EVDEKİ iki kızımı edindiğim yıllar, hayvanlarla insanlar arasında ayrım yapıyordum henüz. Birine Yelloz, birine Fıstık demem ondan. Tintin zaten ismiyle geldi. Şimdiki aklım olsaydı insan ismi koyardım.
Onları bizden saydığımı anlasınlar diye. Ama artık değiştiremem tabii.
Fakat bundan sonrakilere insan ismi koyacağım. Hatta birine koydum bile.
***
Sokakta onlarca kedim var. Birine araba çarptı geçenlerde, bacağı kırıldı. Şu anda Kuruçeşme’de ‘Pako’ kliniğinde yatıyor. Bacağına protez takıldı. Bu arada Pako’da hayvanlara gösterilen ilgi ve şefkat yoğunluğundan bahsetmeden geçemeyeceğim.

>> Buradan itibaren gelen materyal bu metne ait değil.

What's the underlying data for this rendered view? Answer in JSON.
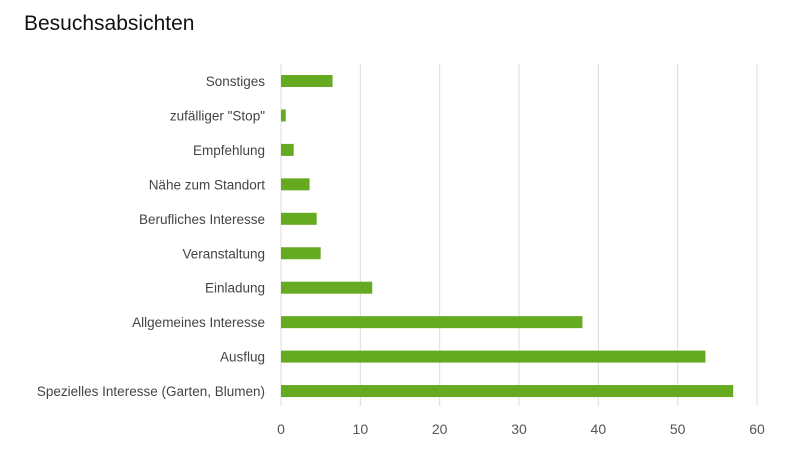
{
  "chart_data": {
    "type": "bar",
    "orientation": "horizontal",
    "title": "Besuchsabsichten",
    "xlabel": "",
    "ylabel": "",
    "categories": [
      "Sonstiges",
      "zufälliger \"Stop\"",
      "Empfehlung",
      "Nähe zum Standort",
      "Berufliches Interesse",
      "Veranstaltung",
      "Einladung",
      "Allgemeines Interesse",
      "Ausflug",
      "Spezielles Interesse (Garten, Blumen)"
    ],
    "values": [
      6.5,
      0.6,
      1.6,
      3.6,
      4.5,
      5.0,
      11.5,
      38.0,
      53.5,
      57.0
    ],
    "xlim": [
      0,
      60
    ],
    "xticks": [
      "0",
      "10",
      "20",
      "30",
      "40",
      "50",
      "60"
    ],
    "grid": true,
    "bar_color": "#66aa22",
    "grid_color": "#dcdcdc"
  }
}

‘Normali bu değil mi?’ diyeceksiniz.
‘Normal’den kastınız ‘yaygın olan’sa, değil. Hayvanlarla çok haşır neşir olan biri olarak çoğu veterinerin hayvan sevmediğine tanık oldum defalarca. Sırf puanları veteriner fakültesini tuttuğu için, mecburiyetten seçmişler bu mesleği. Her hallerinden belli oluyor. E, doktorların da tamamının yoğun insan sevgisinden ötürü o beyaz gömleği giydiğini söyleyemeyiz. Neyse oraları karıştırmayalım şimdi.
***
Ne diyordum, ha, bacağı protezli sokak kedisi Pako’da yatıyor. Hemen hemen her gün uğrayıp bakıyorum. Şimdi onunla özel bir bağ kuruldu aramızda. Kalabalıkların içinde herhangi bir kedi değil o bundan böyle.
Geçen gün artık ona bir isim koymam gerektiğini düşündüm. Tabii ki insan ismi... Ama alelade bir isim değil. Sevdiğim birinin ismi olmalıydı. Hem o da hayvansever olmalıydı ki yanlış anlamasın... Kedi erkek. Ne olabilir, ne olabilir diye düşünürken şimşek çaktı!
‘Ertuğrul.’
Evet, Ertuğrul koydum kedinin adını. Gazetenin yılbaşı kutlamasında sevgili Ertuğrul Özkök’ün onayını da aldım. O da benden izin almıştı köpeğinin ismini ‘Pakize’ koyarken. Aynı zamanda bunu bu köşeden sizlere bildirip bildiremeyeceğimi de sordum. Ona da memnun olacağını söyledi.
***
Biz Ertuğrul Özkök’le hayvanların kötü emellere alet edilmesini protesto ettik bir nevi... Birbirlerini birtakım hayvanlara benzetenlere, onlar üzerinden birbirlerine aşağılayıcı göndermeler yapanlara biz de bir gönderme yaptık.
Bir etkisi olur mu?
Sanmıyorum. Ama biz kendi çapımızda bir şeyler yaptık işte. ‘Anlayana sivrisinek saz, anlamayana davul zurna az.’
MIŞ-MUŞ
Baykal, ‘Kıbrıs bizim namus borcumuzdur’ demiş.
Aman namusu karıştırmayalım şimdi... Bu namus denen şeyin yöntemi, hepimizce malum, ‘temizlenmesi’ durumu da oluyor biliyorsunuz.
*
AKP’nin kadın milletvekillerinden biri, başı açık kadınlarla görüşmeyen, el sıkmayan il başkanına tepki olsun diye istifa etmiş.
İl başkanı zil takıp ağlamıştır artık...
*
Uzan yatında 1000 Euro’luk tuzluk varmış.
Ben onların yerinde olsam tuzun içine altın tozu da serpiştirirdim.
*
Asgari ücret zamlanmış, 350 milyon lira olmuş.
Yaşamak için ‘asgari ücret’ devletten, ‘azami gayret’ milletten!